We've all heard the phrase "second opinion" in relation to medical care, but is this action a good idea for your senior loved one? Older people are commonly diagnosed with ailments like arthritis or high blood pressure, and seeking a second opinion may prove beneficial for several reasons. Here are some things to know about getting another medical opinion:
The original doctor won't be upset
Many seniors worry their primary care physician will feel bad if they ask for a second opinion. In reality, the Patient Advocate Foundation noted that most physicians welcome another perspective. Different medical care providers have varying specialties, opinions and access to resources, so seeking advice from several doctors will likely yield several results to add to the original doctor's findings.
You may get different answers
It's common for people to get second opinions when they are confronted with a scary diagnosis or limited treatment options. Seniors who are diagnosed with cancer, for example, may want multiple oncologists to view their scans and offer potential methods of treatment. One doctor may recommend chemotherapy while the other opts for surgery. The key to remember when considering each physician's findings is that the senior patient (or his or her person with power of attorney) decides what to do. The doctors' job is to present all the facts and options.
You may have to pay extra
Depending on your senior loved one's insurance plan, he or she may have to pay out of pocket to see a second doctor. Medicare and some other plans pay for around 80 percent of the cost to see a second doctor. And then, if necessary, these insurance options may also partially pay for the senior to visit a third physician for another opinion, depending on if the first two physicians agree on the diagnosis. Before the older person heads to the hospital and gets hit with surprise bills, help the individual contact his or her provider to learn about payment for seeing multiple doctors about the same health issue.

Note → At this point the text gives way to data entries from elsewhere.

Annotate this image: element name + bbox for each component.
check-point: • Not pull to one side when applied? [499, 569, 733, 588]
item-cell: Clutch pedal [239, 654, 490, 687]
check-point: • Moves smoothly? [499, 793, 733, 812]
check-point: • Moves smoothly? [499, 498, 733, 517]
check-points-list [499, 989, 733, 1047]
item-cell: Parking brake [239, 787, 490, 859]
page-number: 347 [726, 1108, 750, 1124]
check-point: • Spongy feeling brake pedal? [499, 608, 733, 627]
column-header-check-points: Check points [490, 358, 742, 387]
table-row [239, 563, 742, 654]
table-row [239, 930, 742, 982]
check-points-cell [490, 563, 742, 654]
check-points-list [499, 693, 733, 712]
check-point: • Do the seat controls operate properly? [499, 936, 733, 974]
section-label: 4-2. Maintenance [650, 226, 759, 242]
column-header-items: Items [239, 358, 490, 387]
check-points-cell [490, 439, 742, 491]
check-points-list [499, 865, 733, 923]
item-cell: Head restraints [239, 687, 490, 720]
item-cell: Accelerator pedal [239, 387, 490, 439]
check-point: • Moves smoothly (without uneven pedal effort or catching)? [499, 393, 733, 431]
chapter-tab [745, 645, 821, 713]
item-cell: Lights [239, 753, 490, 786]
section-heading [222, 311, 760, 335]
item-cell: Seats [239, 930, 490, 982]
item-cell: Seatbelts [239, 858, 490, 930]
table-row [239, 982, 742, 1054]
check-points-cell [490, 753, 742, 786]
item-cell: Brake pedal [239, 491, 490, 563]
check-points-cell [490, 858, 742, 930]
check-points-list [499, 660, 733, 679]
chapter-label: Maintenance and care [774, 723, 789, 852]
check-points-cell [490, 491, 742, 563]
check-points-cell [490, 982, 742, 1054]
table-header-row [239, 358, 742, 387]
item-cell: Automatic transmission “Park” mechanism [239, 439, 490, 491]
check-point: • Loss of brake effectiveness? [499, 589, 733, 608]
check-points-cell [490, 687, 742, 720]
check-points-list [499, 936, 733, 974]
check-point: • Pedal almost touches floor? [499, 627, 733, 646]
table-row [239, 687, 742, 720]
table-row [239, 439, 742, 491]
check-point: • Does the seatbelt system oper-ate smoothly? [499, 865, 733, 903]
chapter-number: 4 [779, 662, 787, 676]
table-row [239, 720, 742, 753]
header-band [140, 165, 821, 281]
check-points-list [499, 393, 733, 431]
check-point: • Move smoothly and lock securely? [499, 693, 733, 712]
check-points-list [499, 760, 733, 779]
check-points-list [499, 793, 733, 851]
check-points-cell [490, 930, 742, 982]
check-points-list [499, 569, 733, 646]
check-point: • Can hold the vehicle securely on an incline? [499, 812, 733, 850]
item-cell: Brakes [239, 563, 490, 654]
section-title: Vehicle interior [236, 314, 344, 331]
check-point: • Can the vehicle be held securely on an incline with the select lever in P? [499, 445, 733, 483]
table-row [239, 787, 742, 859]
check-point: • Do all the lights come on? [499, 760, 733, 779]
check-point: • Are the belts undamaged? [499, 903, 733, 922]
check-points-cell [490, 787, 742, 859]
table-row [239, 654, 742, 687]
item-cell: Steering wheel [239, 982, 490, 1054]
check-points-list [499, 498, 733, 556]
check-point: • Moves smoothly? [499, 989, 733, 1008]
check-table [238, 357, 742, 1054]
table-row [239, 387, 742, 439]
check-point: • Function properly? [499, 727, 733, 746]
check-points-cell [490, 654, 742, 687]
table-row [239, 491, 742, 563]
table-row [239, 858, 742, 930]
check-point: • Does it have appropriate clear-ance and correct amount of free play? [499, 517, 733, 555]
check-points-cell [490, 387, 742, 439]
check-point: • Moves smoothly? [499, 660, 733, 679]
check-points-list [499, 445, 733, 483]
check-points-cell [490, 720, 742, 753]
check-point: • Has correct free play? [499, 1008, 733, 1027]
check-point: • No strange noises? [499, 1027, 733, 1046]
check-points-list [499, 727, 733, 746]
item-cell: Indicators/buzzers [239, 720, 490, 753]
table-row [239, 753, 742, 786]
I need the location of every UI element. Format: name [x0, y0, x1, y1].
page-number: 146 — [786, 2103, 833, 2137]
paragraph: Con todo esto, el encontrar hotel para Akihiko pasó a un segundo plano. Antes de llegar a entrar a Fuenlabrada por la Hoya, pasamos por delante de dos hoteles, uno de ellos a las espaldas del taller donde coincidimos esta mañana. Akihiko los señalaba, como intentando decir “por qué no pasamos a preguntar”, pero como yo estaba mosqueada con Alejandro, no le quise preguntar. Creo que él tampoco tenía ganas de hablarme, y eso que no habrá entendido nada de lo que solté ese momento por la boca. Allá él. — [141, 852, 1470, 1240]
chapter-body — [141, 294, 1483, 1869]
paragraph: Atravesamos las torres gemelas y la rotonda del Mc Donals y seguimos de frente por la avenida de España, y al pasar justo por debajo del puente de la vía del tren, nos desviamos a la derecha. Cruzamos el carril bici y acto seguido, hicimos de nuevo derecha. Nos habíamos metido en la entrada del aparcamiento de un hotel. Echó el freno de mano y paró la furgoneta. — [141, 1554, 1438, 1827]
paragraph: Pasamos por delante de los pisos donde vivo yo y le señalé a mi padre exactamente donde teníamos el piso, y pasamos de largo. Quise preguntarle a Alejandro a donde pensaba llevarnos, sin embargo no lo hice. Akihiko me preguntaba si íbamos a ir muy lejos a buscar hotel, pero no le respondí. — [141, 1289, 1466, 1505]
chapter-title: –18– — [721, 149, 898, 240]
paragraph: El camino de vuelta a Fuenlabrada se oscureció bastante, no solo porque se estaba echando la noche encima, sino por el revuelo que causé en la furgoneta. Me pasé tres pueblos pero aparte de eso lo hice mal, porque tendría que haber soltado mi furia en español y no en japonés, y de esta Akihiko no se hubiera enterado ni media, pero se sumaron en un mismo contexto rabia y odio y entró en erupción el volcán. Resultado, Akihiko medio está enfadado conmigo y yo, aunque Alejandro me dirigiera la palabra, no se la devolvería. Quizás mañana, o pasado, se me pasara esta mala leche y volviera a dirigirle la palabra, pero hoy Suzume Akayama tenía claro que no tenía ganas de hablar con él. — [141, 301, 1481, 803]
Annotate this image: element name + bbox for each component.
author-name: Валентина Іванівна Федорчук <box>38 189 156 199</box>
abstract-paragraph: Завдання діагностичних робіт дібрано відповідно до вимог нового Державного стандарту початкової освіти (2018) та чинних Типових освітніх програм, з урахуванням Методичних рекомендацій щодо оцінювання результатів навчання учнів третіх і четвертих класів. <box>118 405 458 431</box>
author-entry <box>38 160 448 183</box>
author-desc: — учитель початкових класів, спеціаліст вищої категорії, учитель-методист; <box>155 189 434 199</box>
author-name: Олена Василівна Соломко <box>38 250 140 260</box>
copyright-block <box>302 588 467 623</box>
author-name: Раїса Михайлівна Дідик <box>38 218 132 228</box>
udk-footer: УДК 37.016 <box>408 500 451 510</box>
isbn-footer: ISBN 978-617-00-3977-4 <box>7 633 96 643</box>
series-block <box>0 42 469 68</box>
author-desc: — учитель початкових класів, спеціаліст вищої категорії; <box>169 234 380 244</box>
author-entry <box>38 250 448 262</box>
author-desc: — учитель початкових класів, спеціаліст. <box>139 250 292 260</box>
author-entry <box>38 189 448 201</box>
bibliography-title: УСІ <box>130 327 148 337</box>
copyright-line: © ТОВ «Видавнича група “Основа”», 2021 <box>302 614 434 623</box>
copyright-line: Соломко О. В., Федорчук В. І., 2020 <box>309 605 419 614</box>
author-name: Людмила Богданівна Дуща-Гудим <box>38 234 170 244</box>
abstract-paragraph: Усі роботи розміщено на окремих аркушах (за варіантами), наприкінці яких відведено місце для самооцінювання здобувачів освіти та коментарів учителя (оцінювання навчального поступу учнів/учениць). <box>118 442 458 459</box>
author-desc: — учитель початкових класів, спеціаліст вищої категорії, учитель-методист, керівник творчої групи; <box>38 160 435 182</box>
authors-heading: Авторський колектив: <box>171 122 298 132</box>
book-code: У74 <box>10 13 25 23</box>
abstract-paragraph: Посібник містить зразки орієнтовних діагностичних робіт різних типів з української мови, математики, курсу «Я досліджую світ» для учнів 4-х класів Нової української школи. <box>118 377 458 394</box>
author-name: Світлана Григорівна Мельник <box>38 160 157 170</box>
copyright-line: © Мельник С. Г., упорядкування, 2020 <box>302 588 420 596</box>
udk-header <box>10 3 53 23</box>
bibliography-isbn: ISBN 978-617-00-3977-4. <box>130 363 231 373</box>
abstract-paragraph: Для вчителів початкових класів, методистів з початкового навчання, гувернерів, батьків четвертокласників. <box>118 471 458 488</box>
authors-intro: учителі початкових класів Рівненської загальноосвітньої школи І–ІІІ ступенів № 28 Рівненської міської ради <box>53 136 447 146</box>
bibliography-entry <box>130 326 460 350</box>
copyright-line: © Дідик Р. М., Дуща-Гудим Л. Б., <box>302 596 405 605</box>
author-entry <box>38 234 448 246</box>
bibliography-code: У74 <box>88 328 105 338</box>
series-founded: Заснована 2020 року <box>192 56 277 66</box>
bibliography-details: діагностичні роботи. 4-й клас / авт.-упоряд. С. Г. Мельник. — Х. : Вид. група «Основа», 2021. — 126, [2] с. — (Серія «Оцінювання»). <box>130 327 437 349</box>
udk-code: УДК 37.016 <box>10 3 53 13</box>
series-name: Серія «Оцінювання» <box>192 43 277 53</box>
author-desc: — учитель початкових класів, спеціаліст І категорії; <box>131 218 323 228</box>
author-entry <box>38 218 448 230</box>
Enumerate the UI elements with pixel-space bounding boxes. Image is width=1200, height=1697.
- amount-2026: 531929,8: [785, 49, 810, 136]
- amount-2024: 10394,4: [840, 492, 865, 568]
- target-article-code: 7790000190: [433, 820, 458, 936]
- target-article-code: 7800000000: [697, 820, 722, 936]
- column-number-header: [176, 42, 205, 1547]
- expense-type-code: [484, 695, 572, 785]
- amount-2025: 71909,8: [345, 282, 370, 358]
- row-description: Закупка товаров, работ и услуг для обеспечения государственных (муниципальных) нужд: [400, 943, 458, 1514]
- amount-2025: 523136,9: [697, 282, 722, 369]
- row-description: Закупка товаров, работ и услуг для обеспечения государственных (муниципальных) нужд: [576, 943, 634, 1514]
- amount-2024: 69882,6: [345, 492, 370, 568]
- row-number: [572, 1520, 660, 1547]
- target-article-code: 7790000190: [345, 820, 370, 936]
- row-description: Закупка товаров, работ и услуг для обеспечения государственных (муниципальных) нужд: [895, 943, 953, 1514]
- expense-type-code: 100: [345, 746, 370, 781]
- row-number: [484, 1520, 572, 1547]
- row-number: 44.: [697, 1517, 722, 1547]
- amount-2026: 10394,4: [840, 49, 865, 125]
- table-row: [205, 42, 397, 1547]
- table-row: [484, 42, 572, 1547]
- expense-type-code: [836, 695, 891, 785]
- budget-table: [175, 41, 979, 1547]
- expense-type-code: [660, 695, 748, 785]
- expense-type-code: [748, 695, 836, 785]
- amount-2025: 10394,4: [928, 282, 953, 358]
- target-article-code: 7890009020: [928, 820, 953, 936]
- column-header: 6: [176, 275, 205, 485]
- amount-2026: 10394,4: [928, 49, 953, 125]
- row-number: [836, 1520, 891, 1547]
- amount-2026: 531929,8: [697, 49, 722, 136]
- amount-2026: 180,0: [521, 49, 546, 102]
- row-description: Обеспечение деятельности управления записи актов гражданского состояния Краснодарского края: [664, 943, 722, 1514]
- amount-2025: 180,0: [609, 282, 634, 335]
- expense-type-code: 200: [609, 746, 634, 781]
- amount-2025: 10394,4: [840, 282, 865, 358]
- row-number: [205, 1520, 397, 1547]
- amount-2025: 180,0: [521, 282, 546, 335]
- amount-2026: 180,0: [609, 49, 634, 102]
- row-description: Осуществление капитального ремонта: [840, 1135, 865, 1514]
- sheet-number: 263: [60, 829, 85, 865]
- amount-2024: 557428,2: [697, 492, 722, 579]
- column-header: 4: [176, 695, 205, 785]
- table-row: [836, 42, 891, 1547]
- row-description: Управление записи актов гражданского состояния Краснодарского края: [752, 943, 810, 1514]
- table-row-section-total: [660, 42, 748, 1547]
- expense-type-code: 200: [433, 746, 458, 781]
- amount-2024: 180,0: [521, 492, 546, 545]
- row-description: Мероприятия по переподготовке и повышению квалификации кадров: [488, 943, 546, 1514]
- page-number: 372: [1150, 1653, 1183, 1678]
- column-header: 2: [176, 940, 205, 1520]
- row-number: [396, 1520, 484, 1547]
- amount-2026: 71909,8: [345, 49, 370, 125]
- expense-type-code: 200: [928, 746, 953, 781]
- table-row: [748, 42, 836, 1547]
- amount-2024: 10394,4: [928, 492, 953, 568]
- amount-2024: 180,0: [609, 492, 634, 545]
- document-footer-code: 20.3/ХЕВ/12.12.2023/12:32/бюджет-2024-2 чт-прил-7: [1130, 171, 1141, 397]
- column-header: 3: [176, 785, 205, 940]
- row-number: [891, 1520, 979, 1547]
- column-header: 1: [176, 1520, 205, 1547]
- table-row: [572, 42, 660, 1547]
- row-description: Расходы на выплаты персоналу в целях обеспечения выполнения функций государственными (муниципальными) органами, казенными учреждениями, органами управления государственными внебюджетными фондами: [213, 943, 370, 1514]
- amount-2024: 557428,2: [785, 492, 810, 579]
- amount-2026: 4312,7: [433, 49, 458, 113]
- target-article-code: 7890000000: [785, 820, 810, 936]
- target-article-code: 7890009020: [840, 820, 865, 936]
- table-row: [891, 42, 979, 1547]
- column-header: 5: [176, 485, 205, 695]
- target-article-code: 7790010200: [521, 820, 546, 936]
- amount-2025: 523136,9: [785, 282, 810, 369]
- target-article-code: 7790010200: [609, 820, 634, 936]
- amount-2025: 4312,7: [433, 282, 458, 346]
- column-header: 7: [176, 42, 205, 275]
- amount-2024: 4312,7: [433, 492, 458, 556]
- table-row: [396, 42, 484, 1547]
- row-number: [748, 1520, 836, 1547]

What warrants a second opinion?
Just because people seeking a second opinion often have a particularly severe or immediate issue doesn't mean you shouldn't consider talking to another doctor about something minor. The Center for Advancing Health shared that some patients want to confirm or deny a recent diagnosis, while others would prefer to learn about different treatment methods. Anything from Alzheimer's disease to diabetes, gout or even a sprained ankle may be worth getting a second physician's opinion. Just as each doctor is different, so too are the resources available at the healthcare location. Another medical professional may have access to different diagnostic imaging or have more advanced training in a specific area that relates to the senior's health issues.
Be sure your senior loved one brings along information from his or her first appointment to confer with the new doctor. Imaging, test results and treatment options are all helpful to discuss and compare.